11/06/2008

Frases idiomáticas e a língua portuguesa

Transcreve-se carta de António Brotas publicada no Expresso de 080607

A evolução da língua ou, a "ota" de Vasco da Graça Moura

A língua portuguesa evolui de um modo diferente nos vários países em que é falada.
E às vezes muito rapidamente.

É assim duvidoso que os brasileiros recém chegados a Portugal tenham podido compreender o título "Uma ota ortográfica", do artigo publicado em 28 de Maio no "Público", por Vasco da Graça Moura. É possível que, daqui a dez anos, os dicionários dêem à palavra "ota" o significado com que VGM desde já a usa. Se tal suceder, como co-autor do livro "O Erro da Ota", ficarei muito honrado por ter contribuído para o enriquecimento da língua portuguesa (em Portugal). É, no entanto, provável que a palavra só tenha uso na linguagem corrente com o significado de "elefante branco", tal como "Convento de Mafra", "estádios de futebol", ou mesmo "Porto de Sines" (neste último caso injustamente porque o Porto de Sines ainda pode ser um dos factores importantes do nosso desenvolvimento). Tudo expressões que os falantes dos outros países não compreendem.

Nem sei se os angolanos, por exemplo, dizem "elefante branco".
Possivelmente, um dia dirão: "pakassa negra", ou algo no género, escrevendo com K. Nada disto é importante, nem pode ser significativamente alterado, nem para melhor, nem para pior, pelo anunciado acordo ortográfico.

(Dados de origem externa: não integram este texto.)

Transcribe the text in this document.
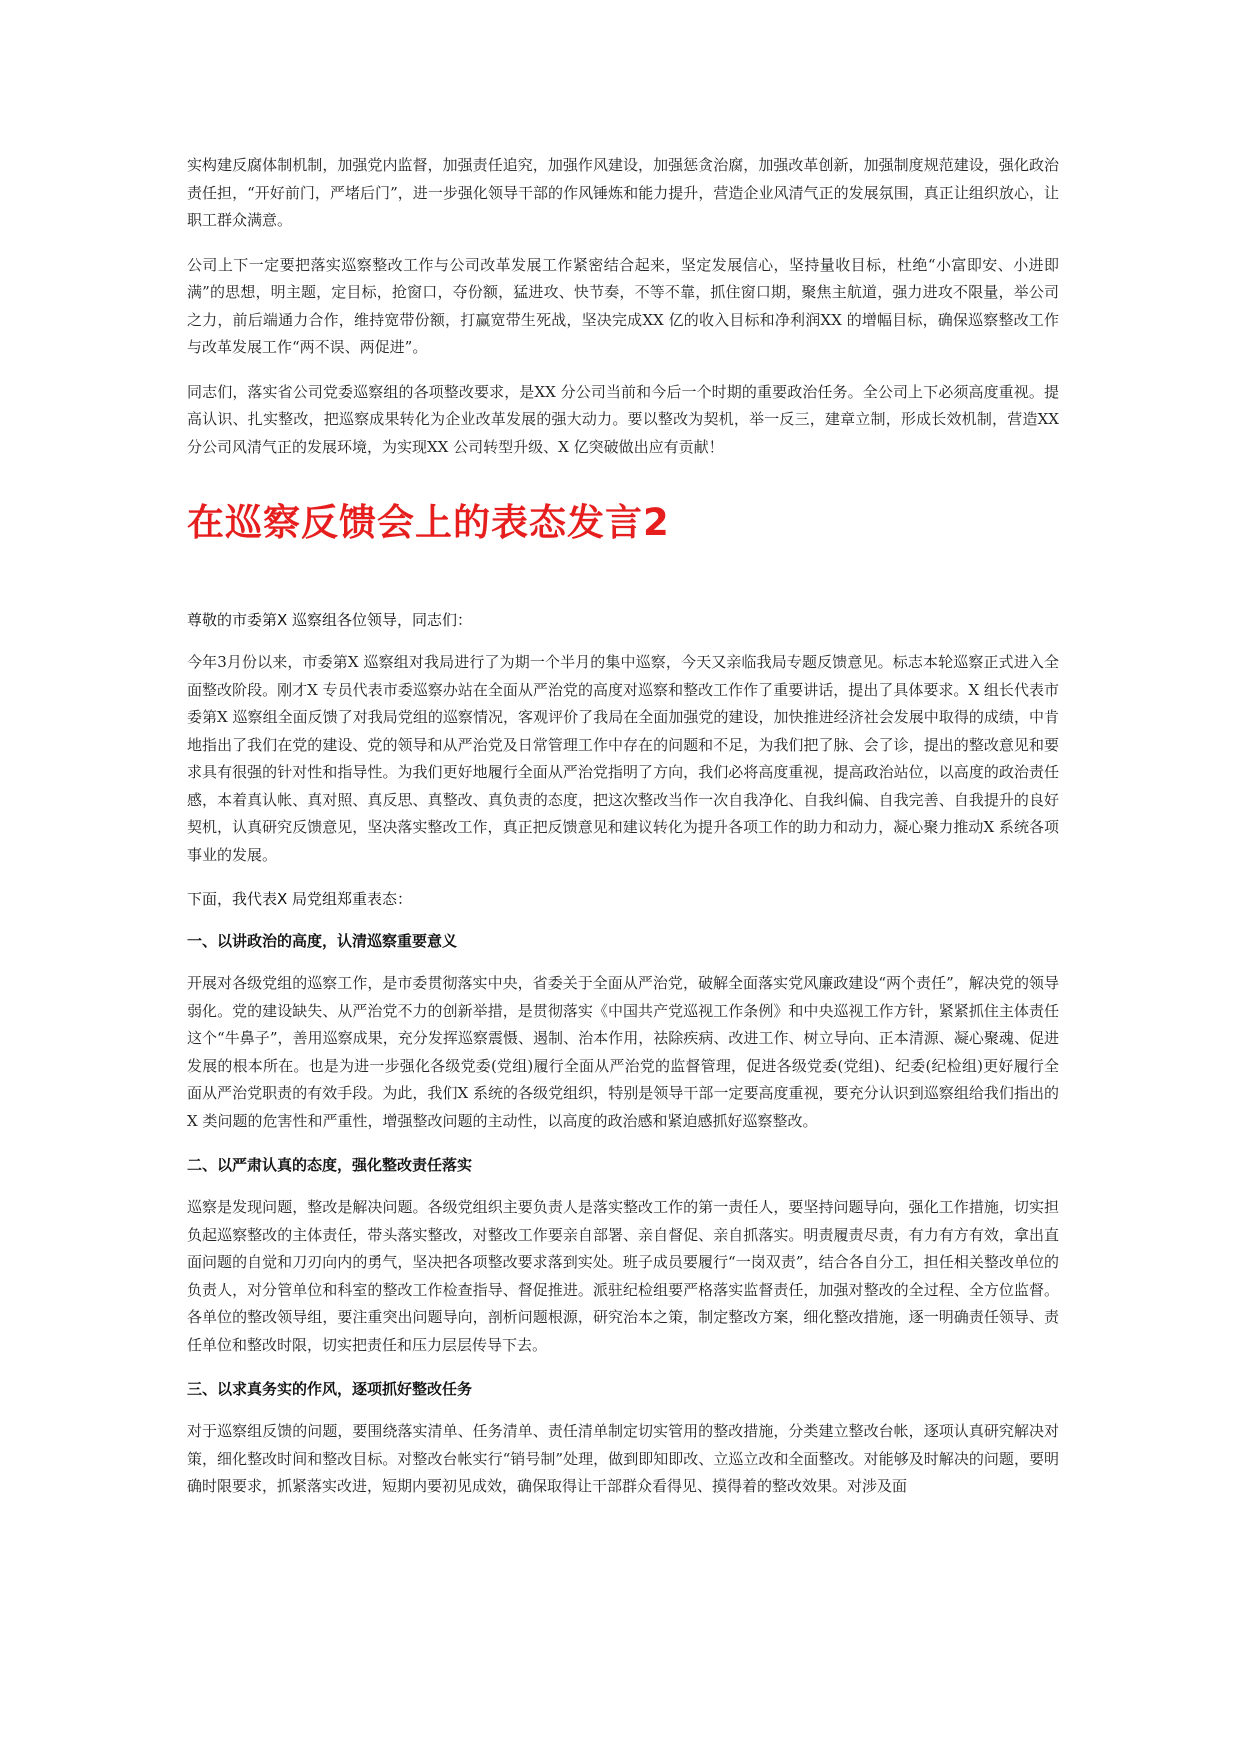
实构建反腐体制机制，加强党内监督，加强责任追究，加强作风建设，加强惩贪治腐，加强改革创新，加强制度规范建设，强化政治责任担，“开好前门，严堵后门”，进一步强化领导干部的作风锤炼和能力提升，营造企业风清气正的发展氛围，真正让组织放心，让职工群众满意。

公司上下一定要把落实巡察整改工作与公司改革发展工作紧密结合起来，坚定发展信心，坚持量收目标，杜绝“小富即安、小进即满”的思想，明主题，定目标，抢窗口，夺份额，猛进攻、快节奏，不等不靠，抓住窗口期，聚焦主航道，强力进攻不限量，举公司之力，前后端通力合作，维持宽带份额，打赢宽带生死战，坚决完成XX 亿的收入目标和净利润XX 的增幅目标，确保巡察整改工作与改革发展工作“两不误、两促进”。

同志们，落实省公司党委巡察组的各项整改要求，是XX 分公司当前和今后一个时期的重要政治任务。全公司上下必须高度重视。提高认识、扎实整改，把巡察成果转化为企业改革发展的强大动力。要以整改为契机，举一反三，建章立制，形成长效机制，营造XX 分公司风清气正的发展环境，为实现XX 公司转型升级、X 亿突破做出应有贡献！

在巡察反馈会上的表态发言2

尊敬的市委第X 巡察组各位领导，同志们：

今年3月份以来，市委第X 巡察组对我局进行了为期一个半月的集中巡察，今天又亲临我局专题反馈意见。标志本轮巡察正式进入全面整改阶段。刚才X 专员代表市委巡察办站在全面从严治党的高度对巡察和整改工作作了重要讲话，提出了具体要求。X 组长代表市委第X 巡察组全面反馈了对我局党组的巡察情况，客观评价了我局在全面加强党的建设，加快推进经济社会发展中取得的成绩，中肯地指出了我们在党的建设、党的领导和从严治党及日常管理工作中存在的问题和不足，为我们把了脉、会了诊，提出的整改意见和要求具有很强的针对性和指导性。为我们更好地履行全面从严治党指明了方向，我们必将高度重视，提高政治站位，以高度的政治责任感，本着真认帐、真对照、真反思、真整改、真负责的态度，把这次整改当作一次自我净化、自我纠偏、自我完善、自我提升的良好契机，认真研究反馈意见，坚决落实整改工作，真正把反馈意见和建议转化为提升各项工作的助力和动力，凝心聚力推动X 系统各项事业的发展。

下面，我代表X 局党组郑重表态：

一、以讲政治的高度，认清巡察重要意义

开展对各级党组的巡察工作，是市委贯彻落实中央，省委关于全面从严治党，破解全面落实党风廉政建设“两个责任”，解决党的领导弱化。党的建设缺失、从严治党不力的创新举措，是贯彻落实《中国共产党巡视工作条例》和中央巡视工作方针，紧紧抓住主体责任这个“牛鼻子”，善用巡察成果，充分发挥巡察震慑、遏制、治本作用，祛除疾病、改进工作、树立导向、正本清源、凝心聚魂、促进发展的根本所在。也是为进一步强化各级党委(党组)履行全面从严治党的监督管理，促进各级党委(党组)、纪委(纪检组)更好履行全面从严治党职责的有效手段。为此，我们X 系统的各级党组织，特别是领导干部一定要高度重视，要充分认识到巡察组给我们指出的X 类问题的危害性和严重性，增强整改问题的主动性，以高度的政治感和紧迫感抓好巡察整改。

二、以严肃认真的态度，强化整改责任落实

巡察是发现问题，整改是解决问题。各级党组织主要负责人是落实整改工作的第一责任人，要坚持问题导向，强化工作措施，切实担负起巡察整改的主体责任，带头落实整改，对整改工作要亲自部署、亲自督促、亲自抓落实。明责履责尽责，有力有方有效，拿出直面问题的自觉和刀刃向内的勇气，坚决把各项整改要求落到实处。班子成员要履行“一岗双责”，结合各自分工，担任相关整改单位的负责人，对分管单位和科室的整改工作检查指导、督促推进。派驻纪检组要严格落实监督责任，加强对整改的全过程、全方位监督。各单位的整改领导组，要注重突出问题导向，剖析问题根源，研究治本之策，制定整改方案，细化整改措施，逐一明确责任领导、责任单位和整改时限，切实把责任和压力层层传导下去。

三、以求真务实的作风，逐项抓好整改任务

对于巡察组反馈的问题，要围绕落实清单、任务清单、责任清单制定切实管用的整改措施，分类建立整改台帐，逐项认真研究解决对策，细化整改时间和整改目标。对整改台帐实行“销号制”处理，做到即知即改、立巡立改和全面整改。对能够及时解决的问题，要明确时限要求，抓紧落实改进，短期内要初见成效，确保取得让干部群众看得见、摸得着的整改效果。对涉及面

O que pode ser grave e prejudicar a língua são algumas medidas recentes tomadas por entidades que a deviam defender. Todos sabemos que as crianças têm uma grande capacidade para aprenderem línguas e as esquecerem logo a seguir. Algumas são capazes de aprender inglês com os bonecos animados. Nas nossas escolas o inglês, que tem uma gramática rudimentar, passou a ser ensinado antes dos alunos dominarem minimamente a gramática portuguesa bastante mais complexa. Como ninguém espera que eles vão para o recreio conversar em inglês com o inglês que lhes ensinam nas aulas, o resultado pode ser, unicamente, o de muitos deles nunca mais aprenderem os verbos portugueses.

O Ministério da Educação devia mandar fazer uma muito séria avaliação dos efeitos deste ensino.

Registe-se, que num curso de português para estrangeiros na Faculdade de Letras de Lisboa, foi suprimida nos verbos a segunda pessoa do plural. Se os diplomados por este curso forem à aldeia da Beira onde nasceu Eduardo Lourenço e ouvirem, por exemplo, a pergunta "ides a Lisboa?", julgarão que lá se fala um português incompreensivel e degradado.

António Brotas
co-autor do livro "O erro da Ota"

NOTA: A língua viva nem sempre é totalmente clara, tendo cada grupo, local ou profissional, termos próprios que podem ser tidos por idiomáticos e, com o decorrer do tempo, ser compreendidos pelos estranhos ao grupo. É o caso de Ota, elefante branco, etc. Os termos de comparação, de referência, numa data podem não ser entendidos em datas posteriores. Ao ler escritos antigos, muitas vezes me interrogo: o que quis significar com isto? Era apenas uma referência ao um acontecimento da época.
Mas merece mais reflexão a referência de A. Brotas ao ensino, em que deve ser dada mais atenção aos efeitos obtidos e compará-los com os que são desejados, a fim de serem introduzidas as correcções convenientes. A procura da excelência deve ser permanente.